Palak Paneer

Ingredients:

Spinach - Chopped - 2 to 3 cups ( I used one full packet of Fresh Spinach Leaves available in the Indian Store)


Onions - 2 ( Preferably Red Onions)

Garlic Cloves - 3 to 4 ( Optional )

Juicy Tomatoes - 3

Masoor Dal - 2 tablespoons

Cumin Seeds - 2 teaspoons

Dhania Powder - 2 tablespoons

Garam Masala Powder - 1 teaspoon

Red Chilli Powder - 1 teapspoon

Oil for Seasoning

Ghee for enhancing the flavor ( Optional )

Salt as required

Sugar - 1 teaspoon

Deep Fried Paneer Cubes - handful - ( I used the readymade Fried Paneer Cubes available in the frozen Section in the Indian Grocery Store )

Method:


Pressure Cook Masoor Dal and Spinach together (adding little water) for 2 whistles and Cool.

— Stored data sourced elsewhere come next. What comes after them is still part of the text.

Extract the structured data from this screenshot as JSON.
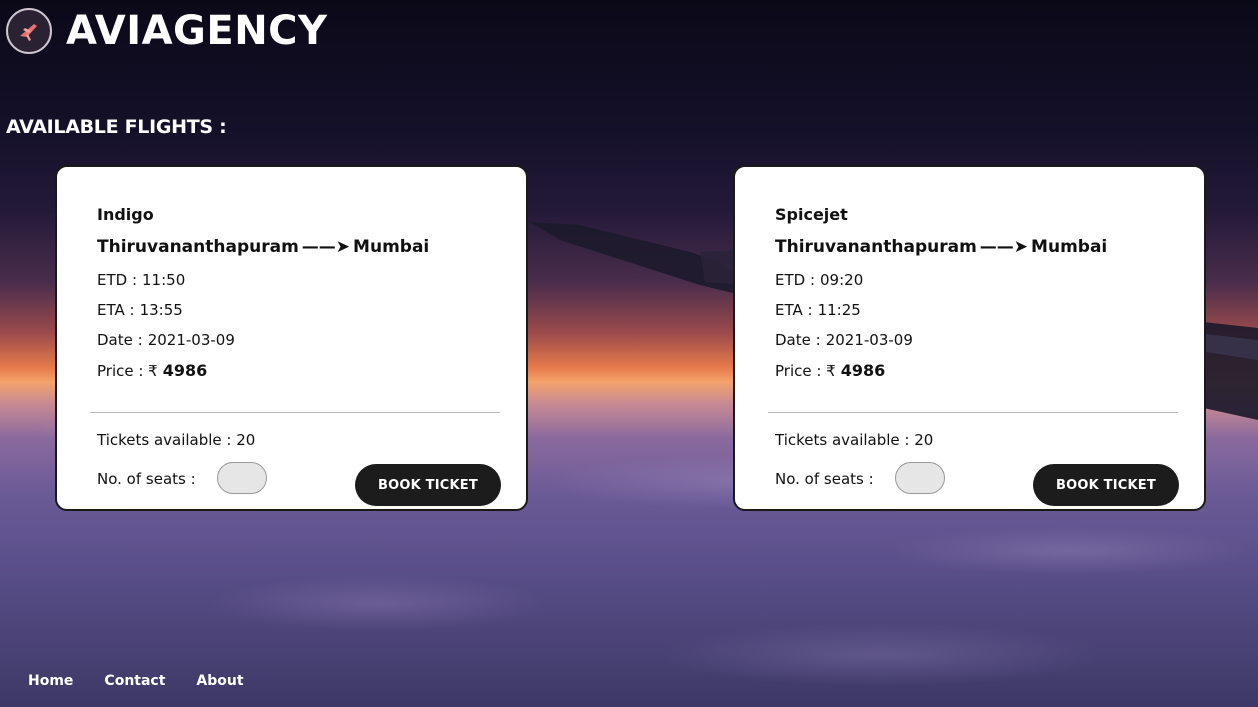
{
  "header": {
    "logo_icon": "plane-logo-icon",
    "brand": "AVIAGENCY"
  },
  "section_title": "AVAILABLE FLIGHTS :",
  "flights": [
    {
      "airline": "Indigo",
      "from": "Thiruvananthapuram",
      "to": "Mumbai",
      "arrow": "——➤",
      "etd_label": "ETD :",
      "etd": "11:50",
      "eta_label": "ETA :",
      "eta": "13:55",
      "date_label": "Date :",
      "date": "2021-03-09",
      "price_label": "Price : ₹",
      "price": "4986",
      "tickets_text": "Tickets available : 20",
      "seats_label": "No. of seats :",
      "seats_value": "",
      "book_label": "BOOK TICKET"
    },
    {
      "airline": "Spicejet",
      "from": "Thiruvananthapuram",
      "to": "Mumbai",
      "arrow": "——➤",
      "etd_label": "ETD :",
      "etd": "09:20",
      "eta_label": "ETA :",
      "eta": "11:25",
      "date_label": "Date :",
      "date": "2021-03-09",
      "price_label": "Price : ₹",
      "price": "4986",
      "tickets_text": "Tickets available : 20",
      "seats_label": "No. of seats :",
      "seats_value": "",
      "book_label": "BOOK TICKET"
    }
  ],
  "footer": {
    "links": [
      "Home",
      "Contact",
      "About"
    ]
  },
  "colors": {
    "card_bg": "#ffffff",
    "button_bg": "#1c1c1c",
    "text_light": "#ffffff"
  }
}
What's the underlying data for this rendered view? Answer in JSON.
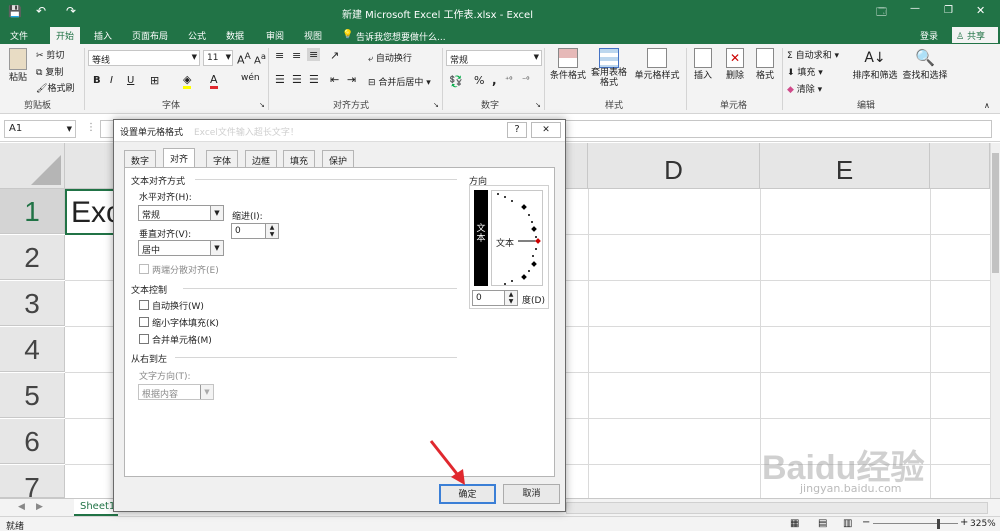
{
  "window": {
    "title": "新建 Microsoft Excel 工作表.xlsx - Excel",
    "minimize": "🗔",
    "restore": "—",
    "close": "✕"
  },
  "menu": {
    "tabs": [
      "文件",
      "开始",
      "插入",
      "页面布局",
      "公式",
      "数据",
      "审阅",
      "视图"
    ],
    "tellme": "告诉我您想要做什么...",
    "login": "登录",
    "share": "共享"
  },
  "ribbon": {
    "clipboard": {
      "paste": "粘贴",
      "cut": "剪切",
      "copy": "复制",
      "painter": "格式刷",
      "label": "剪贴板"
    },
    "font": {
      "name": "等线",
      "size": "11",
      "bold": "B",
      "italic": "I",
      "underline": "U",
      "label": "字体",
      "phonetic": "wén"
    },
    "align": {
      "wrap": "自动换行",
      "merge": "合并后居中",
      "label": "对齐方式"
    },
    "number": {
      "format": "常规",
      "percent": "%",
      "comma": ",",
      "label": "数字"
    },
    "styles": {
      "cond": "条件格式",
      "table": "套用表格格式",
      "cell": "单元格样式",
      "label": "样式"
    },
    "cells": {
      "insert": "插入",
      "delete": "删除",
      "format": "格式",
      "label": "单元格"
    },
    "editing": {
      "autosum": "自动求和",
      "fill": "填充",
      "clear": "清除",
      "sort": "排序和筛选",
      "find": "查找和选择",
      "label": "编辑"
    }
  },
  "formula": {
    "namebox": "A1",
    "faded": "Excel文件输入超长文字！"
  },
  "sheet": {
    "cols": [
      "D",
      "E"
    ],
    "rows": [
      "1",
      "2",
      "3",
      "4",
      "5",
      "6",
      "7"
    ],
    "a1": "Exc"
  },
  "tabs": {
    "sheet1": "Sheet1"
  },
  "status": {
    "ready": "就绪",
    "zoom": "325%",
    "minus": "−",
    "plus": "+"
  },
  "dialog": {
    "title": "设置单元格格式",
    "title_faded": "Excel文件输入超长文字！",
    "help": "?",
    "close": "✕",
    "tabs": [
      "数字",
      "对齐",
      "字体",
      "边框",
      "填充",
      "保护"
    ],
    "text_align_group": "文本对齐方式",
    "h_align_label": "水平对齐(H):",
    "h_align_value": "常规",
    "indent_label": "缩进(I):",
    "indent_value": "0",
    "v_align_label": "垂直对齐(V):",
    "v_align_value": "居中",
    "distributed": "两端分散对齐(E)",
    "text_control_group": "文本控制",
    "wrap": "自动换行(W)",
    "shrink": "缩小字体填充(K)",
    "merge": "合并单元格(M)",
    "rtl_group": "从右到左",
    "direction_label": "文字方向(T):",
    "direction_value": "根据内容",
    "orientation_group": "方向",
    "vertical_text": "文本",
    "rotated_text": "文本",
    "degrees_value": "0",
    "degrees_label": "度(D)",
    "ok": "确定",
    "cancel": "取消"
  },
  "watermark": {
    "brand": "Baidu经验",
    "url": "jingyan.baidu.com"
  },
  "colors": {
    "excel_green": "#217346",
    "ok_border": "#3b7fd6",
    "arrow_red": "#e0282e"
  }
}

Chop Garlic, Onions and Tomatoes. Save a tablespoon of onions. Heat Oil in a kadai and season with Cumin Seeds. Then add Onion. Then, Garlic. Fry for a couple of minutes and then add the Tomatoes. Fry until all the liquid is absorbed. Cool the Content.

Drain water from the Spinach Masoor Dal and Save the Water.

Grind the fried Tomato Onion with Cooked Spinach Masoor.

Heat Oil on a Kadai and fry a tablespoon of chopped onions. Add the Dhania Powder and fry for a second. Add the ground mixture. Boil in medium heat. Use the saved water to loosen the gravy. Stir in the Salt and Sugar. Add Garam Masala Powder and Red Chilli Powder. Boil the content for a couple of minutes.

Add the Paneer Cubes. Turn down the heat. Allow some time for the Paneer to absorb the gravy. Delicious Palak Paneer is ready. Stir in the Ghee and serve with Soft Chapathis.